[MERGE] Before actually using encoding need to check that Python has corresponding codec (v.3)

Tue Jan 2 18:46:03 GMT 2007

-----BEGIN PGP SIGNED MESSAGE-----
Hash: SHA1

Alexander Belchenko wrote:
> John Arbash Meinel пишет:
>> Alexander Belchenko wrote:
>>> It seems that my code and tests is incomplete because PQM fails when
>>> running tests before merging. I have problem with one test so PQM give
>>> me failure on merge request. It's Linux-specific, this test skipped
>>> on win32.
>>
>  ...
>> +
>> +
>> +class FakeCodec(object):
>> +    """Special singleton class that helps testing
>> +    over several non-existed encodings.
>> +
>> +    Clients could add new encoding names, but cannot remove it.
>> +    """
>> +    _registered = False
>> +    _enabled_encodings = set()
>> +
>> +    def add(self, encoding_name):
>> +        if not self._registered:
>> +            codecs.register(self)
>> +            self._registered = True
>> +        self._enabled_encodings.add(encoding_name)
>> +
>> +    def __call__(self, encoding_name):
>> +        """Called indirectly by codecs module during lookup"""
>> +        if encoding_name in self._enabled_encodings:
>> +            return codecs.lookup('latin-1')
>> +
>> +
>> +fake_codec = FakeCodec()
>>
>>
>> ^- I think it is important that clients can remove the registered
>> encoding, to leave things in a pristine state. It is fine to leave
>> 'FakeCodec' registered, because it is just a wrapper. But you should
>> remove entries from FakeCode._enabled_encodings(). That way we don't
>> have transference of state between tests.
> 
> Unfortunately I cannot unregister encoding name from codecs registry.
> Standard codecs module use internal caching of looked-up encodings
> (probably to speed-up operations) and I don't find a way to reset their
> cache.
> 
> So, simply remove encoding name from self._enabled_encoding is not
> enough. Because __call__ method for each non-standard encoding invoked
> only 1 time.
> 
> To check this fact run attached file.
> On my win32 output is:
> 
> C:\work\Bazaar\__tests>python fake_codec.py
> cp0 is unknown encoding
> 1
> __call__(cp0)
> 2
> 
> C:\work\Bazaar\__tests>
> 
> 
>> Also, we avoid using mutable class-level variables if we access them
>> over self. because unless you understand python well, it can be
>> confusing what is happening. So it is better to use:
>>
>> def __init__(self):
>>   self._registered = False
>>   self._enabled_encodings = set()
> 
> In this case fake_codec no more singleton, IIUC.
> 

Well, it is a singleton in that there is only one instance "fake_codec".
If you really wanted a singleton the common way is to do:

class _FakeCodec(object):
 ...

_fake_codec = None
def FakeCodec(...):
  global _fake_codec
  if _fake_codec is None:
    _fake_codec = _FakeCodec(...)
  return _fake_codec

Or even

_fake_codec = _FakeCodec() # Singleton

def FakeCodec():
  return _fake_codec

However, if you just want to use class variables regardless of whether
someone instantiates FakeCodec(), then you can use:

def __init__(self):
  if not FakeCodec._registered:
    ...
    FakeCodec._registered = True

And then it is clear that you are using the class level variables.
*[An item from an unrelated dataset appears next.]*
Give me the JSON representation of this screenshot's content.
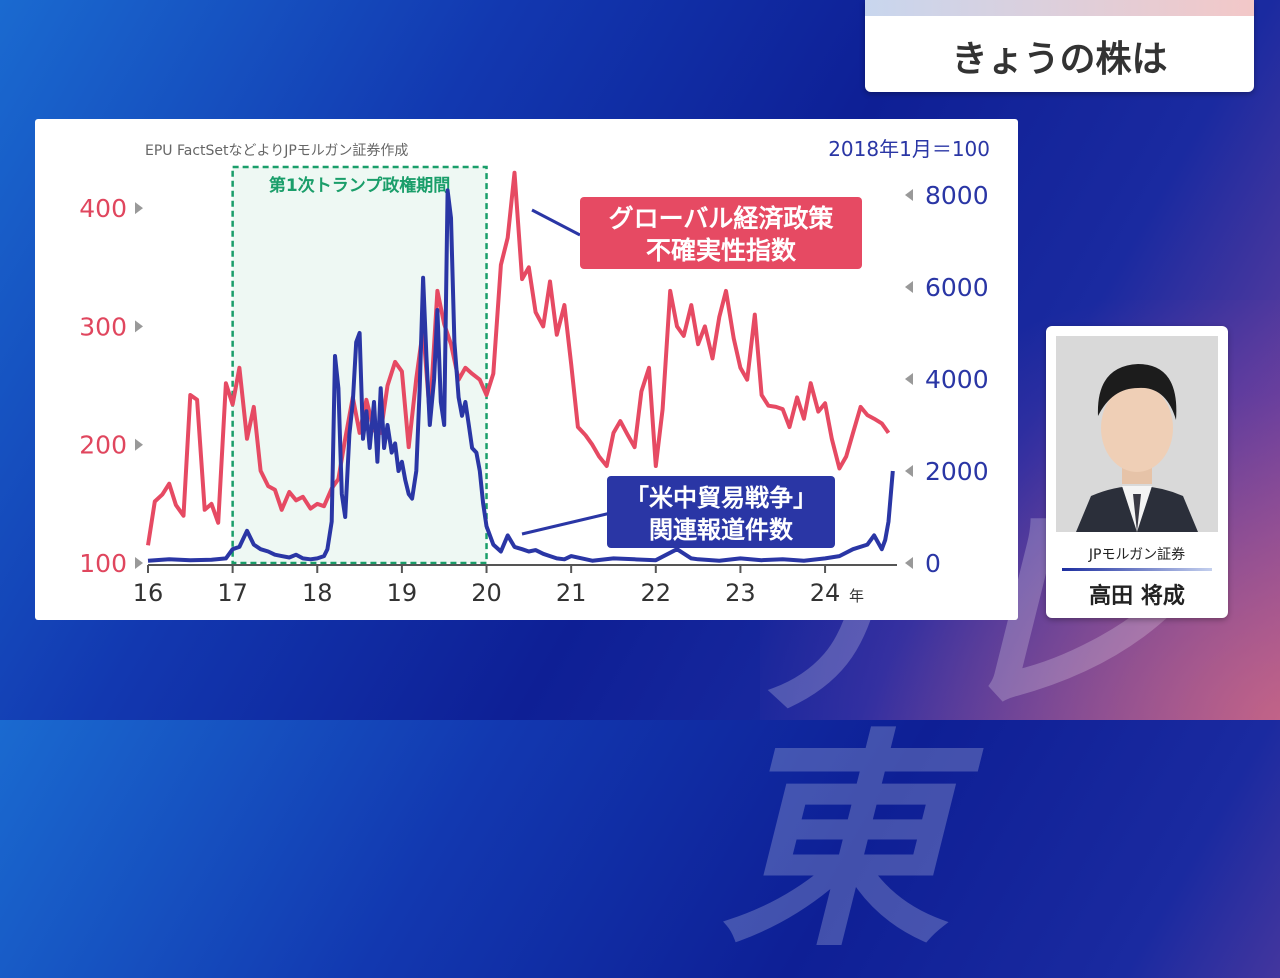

The real problem is when you do something like:

class Foo():
  _x = set()

 def add(self, x):
    self._x.add(x)

 def reset(self):
    self._x = set()

^- This looks perfectly reasonable, but it turns out that 'add()' will
reuse the class-level variable until you call reset(), and then it will
start using a object-specific variable, probably causing unexpected results:

f1 = Foo()
f2 = Foo()

f1.add(1) # both f1 and f2 have 1
f1.reset() # f1 now has a different set, f2 still has 1
f1.add(2) # f1 has 2, and f2 has 1

f3 = Foo() # f3 is like f2, and has 1, but not 2

...

>> And then in the test cleanup, add fake_codec.reset()
> 
> As I explain above it's not working.
> 
> -- 
> Alexander

I see your problem... And since lookup() is a C function, it probably
isn't possible to get easy access to whatever cache it is using.

So we can go with how it is, and just make it clear what is going on.

You could change this line:
   Clients could add new encoding names, but cannot remove it.

to be
   Clients can add new encoding names, but because of how codecs is
   implemented they cannot be removed. Be careful with naming to avoid
   collisions between tests, and with real encodings.

We might also want to have a check if we are adding one that we already
added, we should complain, so that people know to avoid collisions
between test cases. But I'm not stuck on that if it is useful to re-use
a fake encoding.

John
=:->
-----BEGIN PGP SIGNATURE-----
Version: GnuPG v1.4.3 (GNU/Linux)
Comment: Using GnuPG with Mozilla - http://enigmail.mozdev.org

iD8DBQFFmqhrJdeBCYSNAAMRAtA1AJ9fbAniU+TO+DurH+2d3K4ACjfJXQCfQ9oJ
BczuoWuC7MaUqgcKAlhTSAY=
=wTYv
-----END PGP SIGNATURE-----